Recuerdo cuando, en pleno trabajo de la CVR, los comisionados fueron a Lucanamarca a darle sepultura a los muertos de una de las mayores masacres de Sendero Luminoso, junto al Presidente Toledo. Creo que fue la primera vez que pude ver a personas de Lima acercarse al dolor de nuestro pueblo con la solidaridad y reconocimiento de que son ciudadanos iguales que nosotros.
El conflicto nos afectó a todos. Y hoy comparto por primera vez en público dos experiencias cercanas, las más cercanas que tuve durante el conflicto. La primera tiene que ver con uno de mis tíos más queridos, oficial de la Policía de alto grado durante la década de los ochenta, a quien, por supuesto, los senderistas llamaban a amenazarlo. Su hijo, mi primo, quien sufría de una discapacidad mental, contestó varias de las llamadas y ello hizo que su recuperación fuera sustancialmente menor a la que hubiese tenido en otro tipo de contexto. Hoy, mi tío, jubilado de la Policía, sigue trabajando como catedrático en cuatro universidades para seguir pagando el tratamiento de mi primo.

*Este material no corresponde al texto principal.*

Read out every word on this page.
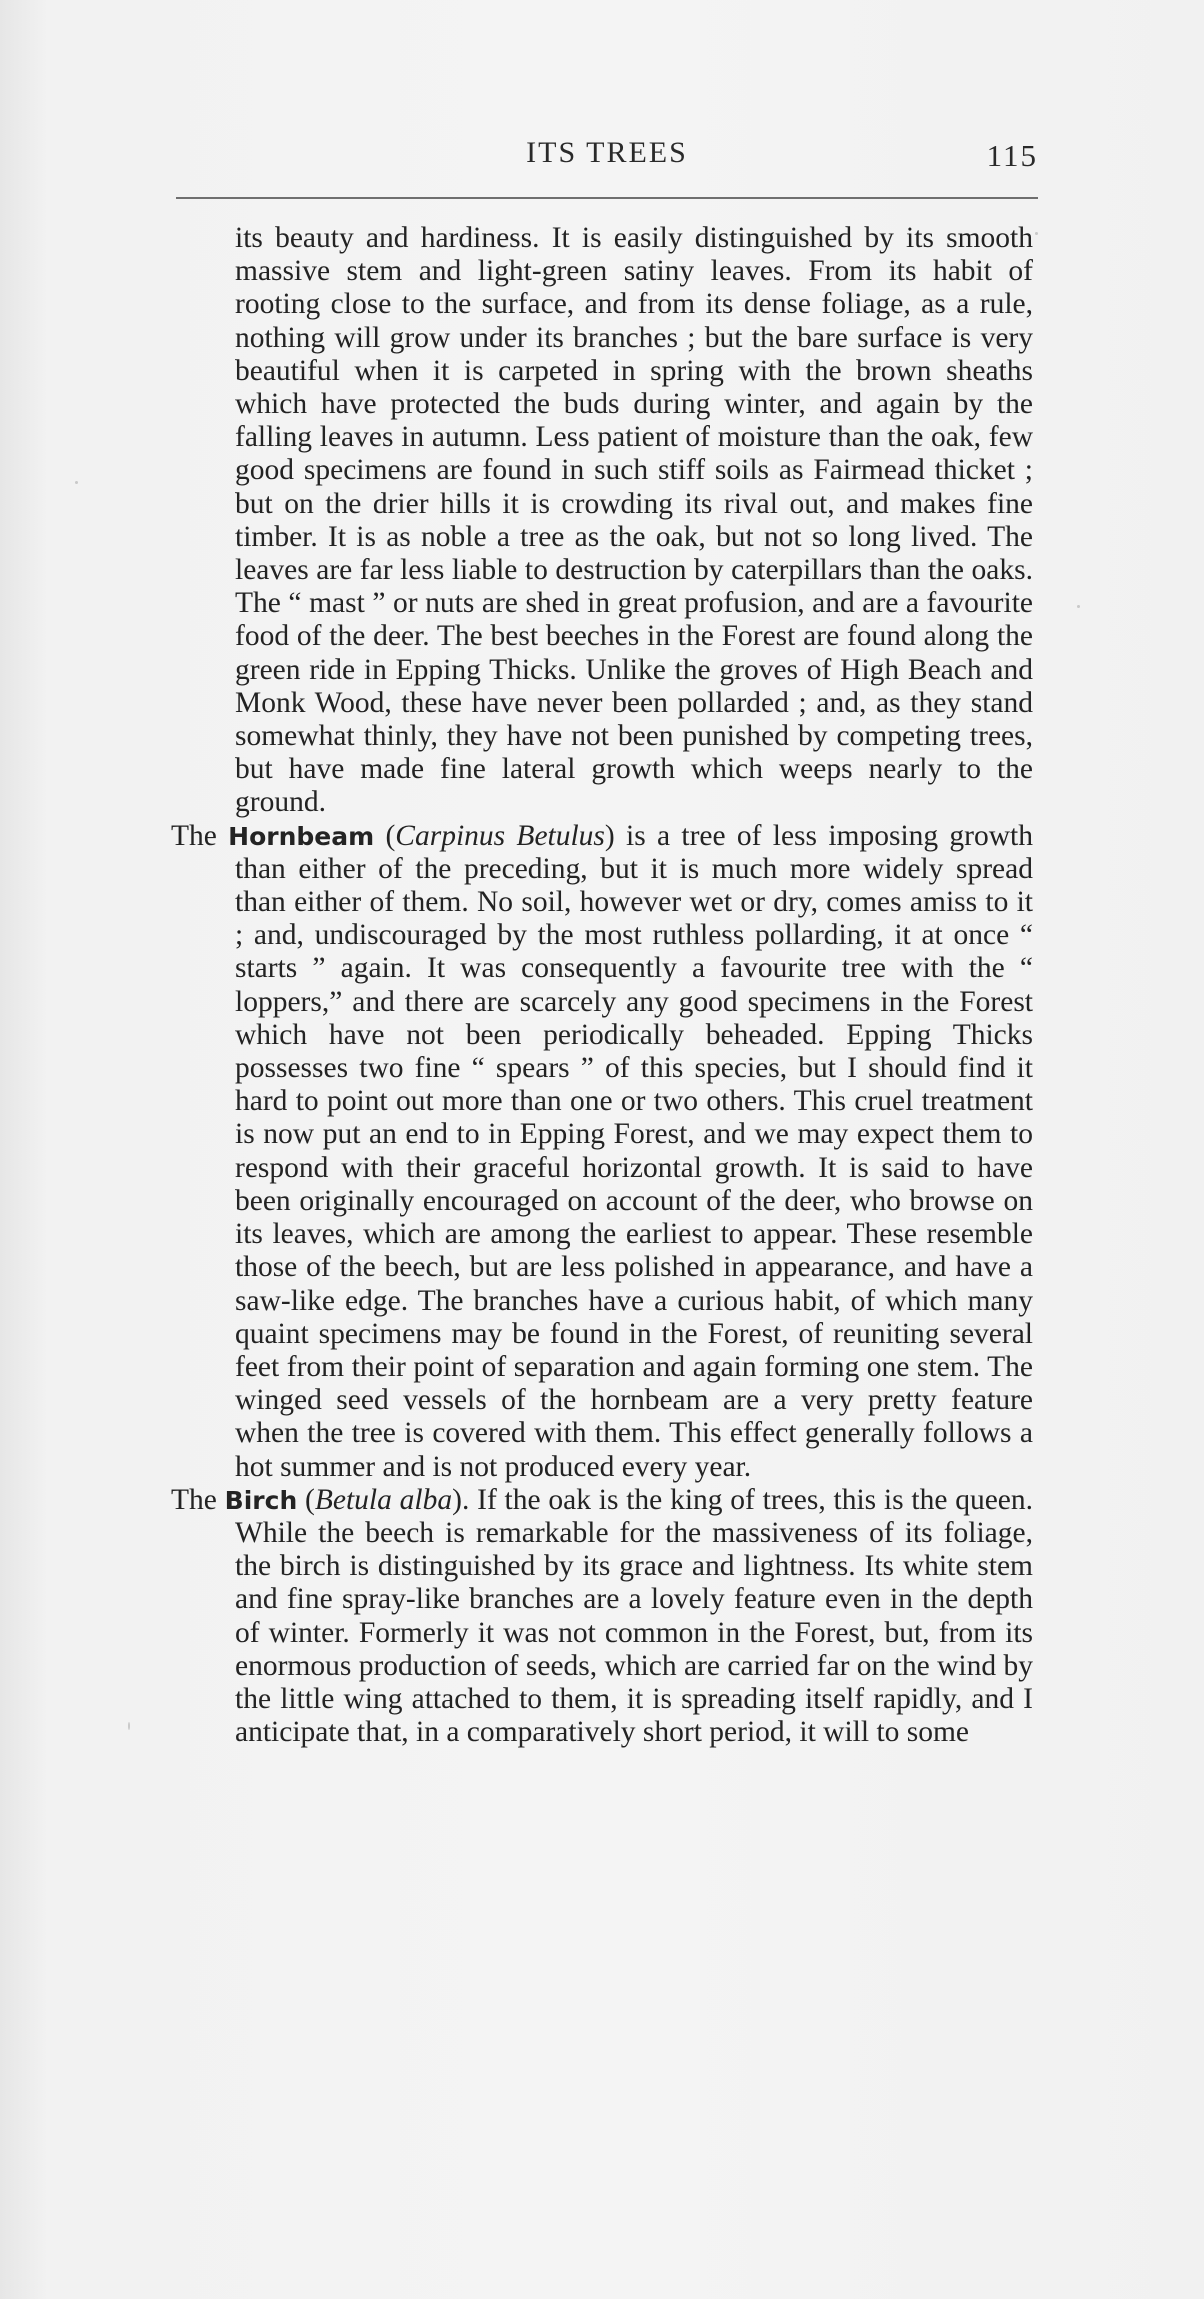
ITS TREES	115

its beauty and hardiness. It is easily distinguished by its smooth massive stem and light-green satiny leaves. From its habit of rooting close to the surface, and from its dense foliage, as a rule, nothing will grow under its branches ; but the bare surface is very beautiful when it is carpeted in spring with the brown sheaths which have protected the buds during winter, and again by the falling leaves in autumn. Less patient of moisture than the oak, few good specimens are found in such stiff soils as Fairmead thicket ; but on the drier hills it is crowding its rival out, and makes fine timber. It is as noble a tree as the oak, but not so long lived. The leaves are far less liable to destruction by caterpillars than the oaks. The “ mast ” or nuts are shed in great profusion, and are a favourite food of the deer. The best beeches in the Forest are found along the green ride in Epping Thicks. Unlike the groves of High Beach and Monk Wood, these have never been pollarded ; and, as they stand somewhat thinly, they have not been punished by competing trees, but have made fine lateral growth which weeps nearly to the ground.

The Hornbeam (Carpinus Betulus) is a tree of less imposing growth than either of the preceding, but it is much more widely spread than either of them. No soil, however wet or dry, comes amiss to it ; and, undiscouraged by the most ruthless pollarding, it at once “ starts ” again. It was consequently a favourite tree with the “ loppers,” and there are scarcely any good specimens in the Forest which have not been periodically beheaded. Epping Thicks possesses two fine “ spears ” of this species, but I should find it hard to point out more than one or two others. This cruel treatment is now put an end to in Epping Forest, and we may expect them to respond with their graceful horizontal growth. It is said to have been originally encouraged on account of the deer, who browse on its leaves, which are among the earliest to appear. These resemble those of the beech, but are less polished in appearance, and have a saw-like edge. The branches have a curious habit, of which many quaint specimens may be found in the Forest, of reuniting several feet from their point of separation and again forming one stem. The winged seed vessels of the hornbeam are a very pretty feature when the tree is covered with them. This effect generally follows a hot summer and is not produced every year.

The Birch (Betula alba). If the oak is the king of trees, this is the queen. While the beech is remarkable for the massiveness of its foliage, the birch is distinguished by its grace and lightness. Its white stem and fine spray-like branches are a lovely feature even in the depth of winter. Formerly it was not common in the Forest, but, from its enormous production of seeds, which are carried far on the wind by the little wing attached to them, it is spreading itself rapidly, and I anticipate that, in a comparatively short period, it will to some
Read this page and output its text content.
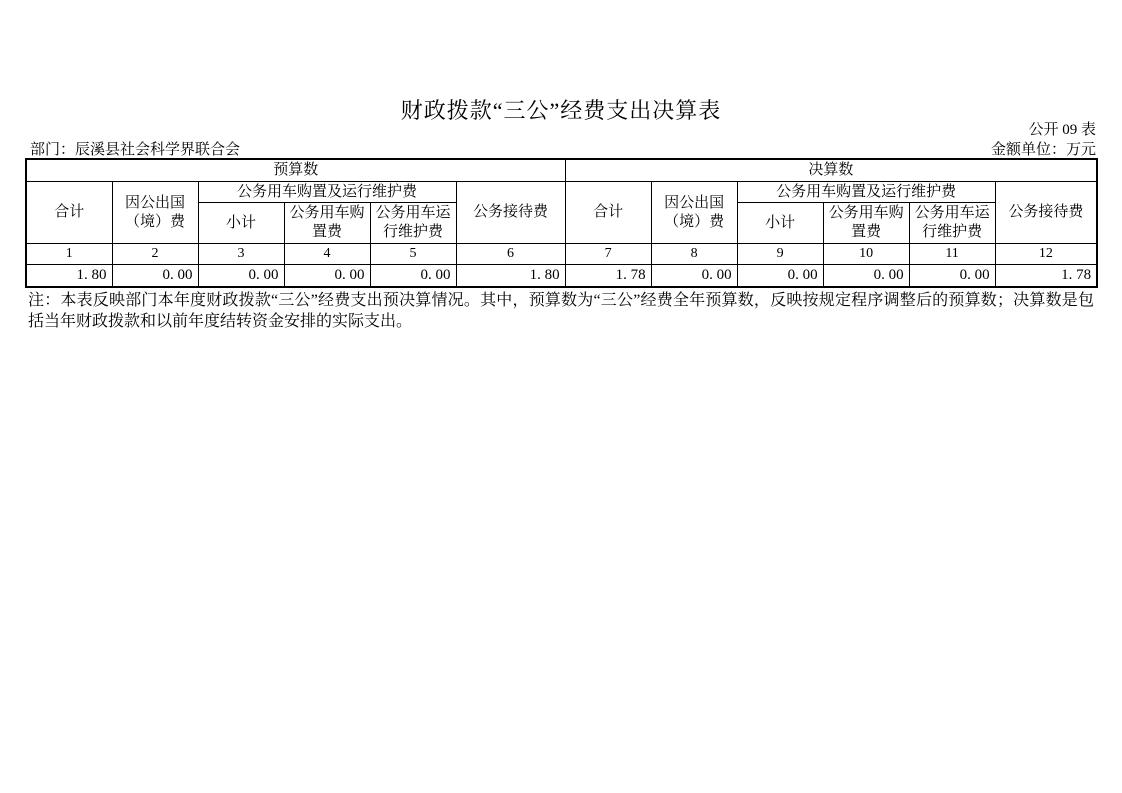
财政拨款“三公”经费支出决算表
公开 09 表
部门：辰溪县社会科学界联合会	金额单位：万元
预算数						决算数					
合计	因公出国（境）费	公务用车购置及运行维护费			公务接待费	合计	因公出国（境）费	公务用车购置及运行维护费			公务接待费
		小计	公务用车购置费	公务用车运行维护费				小计	公务用车购置费	公务用车运行维护费	
1	2	3	4	5	6	7	8	9	10	11	12
1. 80	0. 00	0. 00	0. 00	0. 00	1. 80	1. 78	0. 00	0. 00	0. 00	0. 00	1. 78
注：本表反映部门本年度财政拨款“三公”经费支出预决算情况。其中，预算数为“三公”经费全年预算数，反映按规定程序调整后的预算数；决算数是包括当年财政拨款和以前年度结转资金安排的实际支出。
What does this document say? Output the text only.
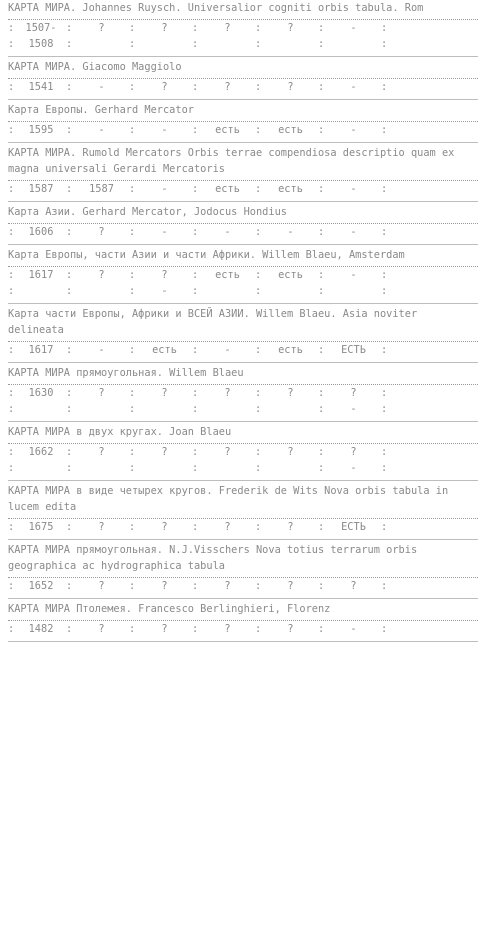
КАРТА МИРА. Johannes Ruysch. Universalior cogniti orbis tabula. Rom
:	1507- :	?	:	?	:	?	:	?	:	-	:
:	1508	:	:	:	:	:	:
КАРТА МИРА. Giacomo Maggiolo
:	1541	:	-	:	?	:	?	:	?	:	-	:
Карта Европы. Gerhard Mercator
:	1595	:	-	:	-	:	есть	:	есть	:	-	:
КАРТА МИРА. Rumold Mercators Orbis terrae compendiosa descriptio quam ex magna universali Gerardi Mercatoris
:	1587	:	1587	:	-	:	есть	:	есть	:	-	:
Карта Азии. Gerhard Mercator, Jodocus Hondius
:	1606	:	?	:	-	:	-	:	-	:	-	:
Карта Европы, части Азии и части Африки. Willem Blaeu, Amsterdam
:	1617	:	?	:	?	:	есть	:	есть	:	-	:
:	:	:	-	:	:	:	:
Карта части Европы, Африки и ВСЕЙ АЗИИ. Willem Blaeu. Asia noviter delineata
:	1617	:	-	:	есть	:	-	:	есть	:	ЕСТЬ	:
КАРТА МИРА прямоугольная. Willem Blaeu
:	1630	:	?	:	?	:	?	:	?	:	?	:
:	:	:	:	:	:	-	:
КАРТА МИРА в двух кругах. Joan Blaeu
:	1662	:	?	:	?	:	?	:	?	:	?	:
:	:	:	:	:	:	-	:
КАРТА МИРА в виде четырех кругов. Frederik de Wits Nova orbis tabula in lucem edita
:	1675	:	?	:	?	:	?	:	?	:	ЕСТЬ	:
КАРТА МИРА прямоугольная. N.J.Visschers Nova totius terrarum orbis geographica ac hydrographica tabula
:	1652	:	?	:	?	:	?	:	?	:	?	:
КАРТА МИРА Птолемея. Francesco Berlinghieri, Florenz
:	1482	:	?	:	?	:	?	:	?	:	-	:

La segunda experiencia se desarrolló durante la crisis de los rehenes de la residencia del Embajador del Japón. La esposa del honesto magistrado Carlos Giusti le pidió a mi mamá – con quien trabajaba – que le ayudara a imprimir unas pancartas a favor de una salida pacífica para el drama que se vivía en San Isidro. Mi madre no solo le imprimió las pancartas, sino que la reconfortó todos los días que se veían en la oficina. Iris de Giusti presentía que su esposo no regresaría a casa si es que había una incursión militar. El día del velorio, mis papás estuvieron allí y se fueron en el momento en que llegó quien dio la orden de hacer dicho operativo que, siendo un éxito militar y salvando la vida de la mayor parte de cautivos, costó la vida de 17 personas.
Por ello, cuando escribo algo sobre la guerra interna y me dicen que no entiendo nada, por defender los derechos humanos, por condenar la insanía senderista y emerretista al igual que los crímenes cometidos por agentes del Estado, por decir que las amnistías y los indultos no tienen cabida, siento parte de la soledad que puede tener una persona que perdió a alguien en ese conflicto. Porque parece que nos acordamos de nuestros militares y policías caídos solo para decir que no procesen a nadie. Porque se habla en nombre de las víctimas del terrorismo para justificar excesos. Porque nos hemos demorado en reparar a todos y sentir que somos parte del mismo país. De ello, en realidad, se trata la reconciliación.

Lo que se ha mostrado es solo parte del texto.